Nele foram detectados os primeiros casos de Covid-19 no Paraná, que ajudaram na formatação das primeiras medidas de distanciamento social em março de 2020, mas o trabalho é bem mais amplo, reconhecido nacionalmente, e envolve inovações no diagnóstico da raiva animal, monitoramento de resistência a antimicrobianos e controle da dengue.
Na quinta reportagem da série “Paraná, o Brasil que dá certo”, o Lacen, que completou 128 anos, tem ações que viraram referência no Brasil e projetos que influenciaram até o Ministério da Saúde. O DNA inovador da equipe técnica coloca o laboratório entre os melhores do País, com inovação constante nos processos e na infraestrutura localizada em São José dos Pinhais, na Região Metropolitana de Curitiba.

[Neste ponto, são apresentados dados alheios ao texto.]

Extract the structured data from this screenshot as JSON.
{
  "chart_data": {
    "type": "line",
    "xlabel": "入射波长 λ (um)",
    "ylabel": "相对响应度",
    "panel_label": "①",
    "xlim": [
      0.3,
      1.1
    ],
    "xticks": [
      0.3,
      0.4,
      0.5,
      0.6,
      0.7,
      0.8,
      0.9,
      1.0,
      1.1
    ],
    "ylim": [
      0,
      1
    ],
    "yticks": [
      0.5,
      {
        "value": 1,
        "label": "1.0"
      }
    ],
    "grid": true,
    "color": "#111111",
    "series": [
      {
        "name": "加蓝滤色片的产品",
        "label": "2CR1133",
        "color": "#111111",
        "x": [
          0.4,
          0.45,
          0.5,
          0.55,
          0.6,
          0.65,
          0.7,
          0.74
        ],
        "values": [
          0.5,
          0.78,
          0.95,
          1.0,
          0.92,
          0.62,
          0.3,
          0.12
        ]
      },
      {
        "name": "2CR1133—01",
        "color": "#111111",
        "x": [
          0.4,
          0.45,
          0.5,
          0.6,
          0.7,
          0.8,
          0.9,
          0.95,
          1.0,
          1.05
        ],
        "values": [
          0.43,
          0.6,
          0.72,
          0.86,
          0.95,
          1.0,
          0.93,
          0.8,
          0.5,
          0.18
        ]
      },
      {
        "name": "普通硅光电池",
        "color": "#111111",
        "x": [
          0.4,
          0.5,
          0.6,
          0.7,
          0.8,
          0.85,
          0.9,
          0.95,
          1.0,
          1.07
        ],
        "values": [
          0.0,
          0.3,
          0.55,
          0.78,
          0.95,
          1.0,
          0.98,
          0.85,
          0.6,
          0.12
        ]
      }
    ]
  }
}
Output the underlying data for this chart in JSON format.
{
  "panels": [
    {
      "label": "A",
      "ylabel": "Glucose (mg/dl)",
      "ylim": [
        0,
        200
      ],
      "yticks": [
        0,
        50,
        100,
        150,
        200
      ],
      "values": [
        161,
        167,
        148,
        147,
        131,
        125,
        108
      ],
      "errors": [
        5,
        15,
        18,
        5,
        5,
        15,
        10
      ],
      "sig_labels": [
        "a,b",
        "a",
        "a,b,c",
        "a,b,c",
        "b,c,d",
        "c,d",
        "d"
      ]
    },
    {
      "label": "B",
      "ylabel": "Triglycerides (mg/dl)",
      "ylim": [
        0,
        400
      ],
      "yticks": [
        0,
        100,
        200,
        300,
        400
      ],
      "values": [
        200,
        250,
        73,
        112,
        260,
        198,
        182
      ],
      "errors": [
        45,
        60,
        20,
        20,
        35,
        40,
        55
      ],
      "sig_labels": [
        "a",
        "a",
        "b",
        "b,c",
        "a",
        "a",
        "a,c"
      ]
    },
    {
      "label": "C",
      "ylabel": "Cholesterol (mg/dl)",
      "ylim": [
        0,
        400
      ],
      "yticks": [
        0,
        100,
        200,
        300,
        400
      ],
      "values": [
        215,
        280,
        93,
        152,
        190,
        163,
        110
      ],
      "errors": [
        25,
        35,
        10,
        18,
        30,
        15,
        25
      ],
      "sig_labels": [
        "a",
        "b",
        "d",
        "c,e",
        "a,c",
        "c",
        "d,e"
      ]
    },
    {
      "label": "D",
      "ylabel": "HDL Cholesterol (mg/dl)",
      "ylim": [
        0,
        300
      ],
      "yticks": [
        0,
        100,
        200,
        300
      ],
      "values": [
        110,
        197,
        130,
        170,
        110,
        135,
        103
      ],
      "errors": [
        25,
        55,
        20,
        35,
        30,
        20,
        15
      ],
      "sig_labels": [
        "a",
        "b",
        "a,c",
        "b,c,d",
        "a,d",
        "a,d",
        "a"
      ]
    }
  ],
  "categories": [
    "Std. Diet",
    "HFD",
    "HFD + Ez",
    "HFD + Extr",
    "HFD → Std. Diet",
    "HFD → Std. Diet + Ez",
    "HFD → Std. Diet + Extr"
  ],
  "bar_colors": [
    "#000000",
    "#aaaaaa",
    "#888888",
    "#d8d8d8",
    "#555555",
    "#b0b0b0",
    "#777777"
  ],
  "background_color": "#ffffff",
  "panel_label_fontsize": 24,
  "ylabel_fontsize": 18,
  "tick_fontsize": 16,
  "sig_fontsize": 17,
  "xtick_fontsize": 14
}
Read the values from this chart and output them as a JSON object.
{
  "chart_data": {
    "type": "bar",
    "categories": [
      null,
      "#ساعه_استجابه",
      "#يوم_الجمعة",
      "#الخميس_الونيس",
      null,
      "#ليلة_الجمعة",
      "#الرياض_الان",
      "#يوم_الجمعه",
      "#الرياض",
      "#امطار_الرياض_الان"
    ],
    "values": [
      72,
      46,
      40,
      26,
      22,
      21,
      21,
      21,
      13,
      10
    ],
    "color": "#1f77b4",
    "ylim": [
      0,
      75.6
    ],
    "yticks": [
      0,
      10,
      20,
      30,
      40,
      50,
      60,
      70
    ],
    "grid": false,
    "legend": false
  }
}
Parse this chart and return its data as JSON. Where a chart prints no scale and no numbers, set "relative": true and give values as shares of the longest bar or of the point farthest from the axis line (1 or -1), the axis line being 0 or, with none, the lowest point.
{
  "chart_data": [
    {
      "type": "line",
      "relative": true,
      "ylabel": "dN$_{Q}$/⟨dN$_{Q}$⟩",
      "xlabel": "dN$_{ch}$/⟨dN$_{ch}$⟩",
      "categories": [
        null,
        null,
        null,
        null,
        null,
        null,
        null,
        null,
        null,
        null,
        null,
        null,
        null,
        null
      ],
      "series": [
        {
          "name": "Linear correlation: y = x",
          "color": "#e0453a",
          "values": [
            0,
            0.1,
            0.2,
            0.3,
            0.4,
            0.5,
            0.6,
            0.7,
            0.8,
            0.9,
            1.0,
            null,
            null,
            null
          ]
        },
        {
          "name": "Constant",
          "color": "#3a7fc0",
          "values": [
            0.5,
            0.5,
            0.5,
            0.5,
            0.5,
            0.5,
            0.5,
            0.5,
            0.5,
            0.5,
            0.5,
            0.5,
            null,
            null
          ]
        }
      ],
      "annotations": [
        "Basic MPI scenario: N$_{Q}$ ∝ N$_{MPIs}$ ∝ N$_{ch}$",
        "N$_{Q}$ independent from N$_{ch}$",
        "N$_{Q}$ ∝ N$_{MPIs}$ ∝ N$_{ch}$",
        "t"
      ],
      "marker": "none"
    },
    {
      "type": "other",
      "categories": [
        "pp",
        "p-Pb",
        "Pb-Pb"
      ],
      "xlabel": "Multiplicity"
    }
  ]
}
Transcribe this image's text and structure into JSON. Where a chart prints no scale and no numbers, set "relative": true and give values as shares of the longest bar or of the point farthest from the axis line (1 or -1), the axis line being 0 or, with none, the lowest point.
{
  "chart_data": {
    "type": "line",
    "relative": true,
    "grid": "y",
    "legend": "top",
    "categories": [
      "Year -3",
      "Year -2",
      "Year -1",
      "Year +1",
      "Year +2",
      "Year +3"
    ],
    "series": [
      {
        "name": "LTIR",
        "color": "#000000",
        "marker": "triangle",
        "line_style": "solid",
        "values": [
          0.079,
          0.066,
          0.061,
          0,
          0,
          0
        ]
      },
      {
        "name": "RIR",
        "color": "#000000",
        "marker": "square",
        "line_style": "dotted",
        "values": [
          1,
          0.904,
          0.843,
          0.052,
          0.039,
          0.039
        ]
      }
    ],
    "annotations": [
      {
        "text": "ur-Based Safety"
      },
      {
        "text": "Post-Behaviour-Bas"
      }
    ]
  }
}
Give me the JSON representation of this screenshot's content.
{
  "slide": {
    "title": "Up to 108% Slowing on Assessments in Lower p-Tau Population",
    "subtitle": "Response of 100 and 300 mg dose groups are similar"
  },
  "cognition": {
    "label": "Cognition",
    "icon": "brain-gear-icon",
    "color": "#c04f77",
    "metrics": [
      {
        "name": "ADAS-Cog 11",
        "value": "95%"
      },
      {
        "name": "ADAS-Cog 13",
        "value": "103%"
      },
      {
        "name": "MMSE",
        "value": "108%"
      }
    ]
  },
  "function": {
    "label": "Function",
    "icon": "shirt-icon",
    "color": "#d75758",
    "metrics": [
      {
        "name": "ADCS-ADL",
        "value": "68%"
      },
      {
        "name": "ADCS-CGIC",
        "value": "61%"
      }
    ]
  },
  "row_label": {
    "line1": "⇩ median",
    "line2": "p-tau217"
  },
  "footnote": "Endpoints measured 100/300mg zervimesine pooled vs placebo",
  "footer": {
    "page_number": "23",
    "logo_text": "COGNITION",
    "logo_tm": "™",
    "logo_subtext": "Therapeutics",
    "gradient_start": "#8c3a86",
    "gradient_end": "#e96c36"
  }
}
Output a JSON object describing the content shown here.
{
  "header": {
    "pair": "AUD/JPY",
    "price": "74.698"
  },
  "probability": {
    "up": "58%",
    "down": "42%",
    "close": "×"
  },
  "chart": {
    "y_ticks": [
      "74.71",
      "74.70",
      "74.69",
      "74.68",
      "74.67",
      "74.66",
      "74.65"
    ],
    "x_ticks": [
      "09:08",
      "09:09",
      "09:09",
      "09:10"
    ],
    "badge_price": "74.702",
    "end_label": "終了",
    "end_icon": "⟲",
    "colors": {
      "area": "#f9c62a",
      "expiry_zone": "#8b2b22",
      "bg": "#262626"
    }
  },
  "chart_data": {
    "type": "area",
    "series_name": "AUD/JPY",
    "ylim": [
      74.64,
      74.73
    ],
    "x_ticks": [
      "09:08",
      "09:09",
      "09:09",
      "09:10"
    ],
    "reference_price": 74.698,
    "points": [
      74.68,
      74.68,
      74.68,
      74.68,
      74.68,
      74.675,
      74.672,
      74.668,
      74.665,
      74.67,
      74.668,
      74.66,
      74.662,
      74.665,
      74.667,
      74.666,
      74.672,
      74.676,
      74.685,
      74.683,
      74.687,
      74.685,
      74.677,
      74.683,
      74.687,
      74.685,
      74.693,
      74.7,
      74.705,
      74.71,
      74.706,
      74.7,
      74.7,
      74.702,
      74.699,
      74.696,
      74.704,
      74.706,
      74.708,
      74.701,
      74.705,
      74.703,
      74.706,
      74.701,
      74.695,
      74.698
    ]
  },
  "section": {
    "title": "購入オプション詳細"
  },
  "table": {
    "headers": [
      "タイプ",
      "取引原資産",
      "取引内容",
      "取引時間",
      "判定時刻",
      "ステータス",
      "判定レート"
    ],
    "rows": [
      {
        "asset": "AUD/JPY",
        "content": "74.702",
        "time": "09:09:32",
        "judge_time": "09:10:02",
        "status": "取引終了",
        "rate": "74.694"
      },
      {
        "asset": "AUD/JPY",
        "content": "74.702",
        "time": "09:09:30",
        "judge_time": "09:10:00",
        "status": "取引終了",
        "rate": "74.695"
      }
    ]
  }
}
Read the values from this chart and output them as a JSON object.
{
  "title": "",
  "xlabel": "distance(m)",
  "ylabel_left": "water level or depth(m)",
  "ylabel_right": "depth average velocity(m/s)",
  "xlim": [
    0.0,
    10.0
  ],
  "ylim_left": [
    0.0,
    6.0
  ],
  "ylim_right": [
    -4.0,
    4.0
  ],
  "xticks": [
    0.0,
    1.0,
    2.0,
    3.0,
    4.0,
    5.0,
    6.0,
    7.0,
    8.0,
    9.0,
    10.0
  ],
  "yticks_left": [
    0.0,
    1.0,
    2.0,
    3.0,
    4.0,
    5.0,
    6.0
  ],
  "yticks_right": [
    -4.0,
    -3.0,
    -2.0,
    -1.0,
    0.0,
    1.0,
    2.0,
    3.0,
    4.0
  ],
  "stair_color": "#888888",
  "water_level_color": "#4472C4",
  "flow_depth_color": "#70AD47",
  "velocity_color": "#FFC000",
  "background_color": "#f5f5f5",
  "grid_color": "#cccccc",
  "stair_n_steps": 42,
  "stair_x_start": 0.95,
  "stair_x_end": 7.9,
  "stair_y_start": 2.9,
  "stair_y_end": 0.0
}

“Fazemos a detecção de doenças que podem afetar não somente o indivíduo que recebeu o diagnóstico, mas a saúde da população como um todo, o que requer ações imediatas do Poder Público. Os resultados e inovações produzidos no Lacen ajudam a formar um conceito muito importante e que envolve toda a sociedade, que é o que chamamos de Saúde Pública. Conseguimos mapear a circulação de doenças e contribuir com o bem-estar da população paranaense”, explica Celia Fagundes da Cruz, diretora do Lacen.
“O Lacen é um laboratório de excelência, pioneiro em novas tecnologias para realização de diagnósticos precisos que auxiliam na tomada de decisão”, complementa o secretário de Saúde, Beto Preto.
Um grande exemplo disso é o Programa Sentinela. Em parceria com a Secretaria de Estado da Saúde, o Lacen mantém 60 unidades sentinelas espalhadas pelo Estado. Cada uma envia, semanalmente, amostras coletadas de cinco pacientes ambulatoriais que tenham suspeita de dengue.
A análise dos resultados obtidos para essas amostras permite definir, de maneira regionalizada, quais são os sorotipos de dengue circulantes e se está ocorrendo introdução de dengue em regiões não endêmicas. Além disso, é possível também fazer o controle de outros arbovírus (Chikungunya, Zika e Febre Amarela).
À medida que o Lacen recebe as amostras das unidades, elas são tabuladas e verifica-se as tendências e eventual aumento do número de casos positivos, antes mesmo do problema se tornar maior. Assim, a Secretaria de Estado da Saúde consegue agir antes de eventuais surtos. Quando são detectados casos positivos, a vigilância epidemiológica faz o georreferenciamento dos casos, identificando focos e contendo a transmissão. Esse trabalho é feito de forma unificada pelo Estado, prefeituras e até mesmo a União. Desta forma, é possível agir de forma preventiva e rápida.
Guilherme Nardi Becker, farmacêutico do Lacen, explica que o projeto, além de otimizar recursos, permite que o Lacen faça a vigilância epidemiológica destes vírus e consiga detectar o aumento do número de casos de forma precoce. “Trata-se de um projeto pioneiro a trabalhar com unidades sentinelas para o diagnóstico de dengue”, afirma. “Nós tivemos, por exemplo, um caso de Chikungunya que foi apontado inicialmente como sendo de dengue e conseguimos detectar a diferença pela Unidade Sentinela. Desta forma, contivemos um surto antes dele se espalhar”.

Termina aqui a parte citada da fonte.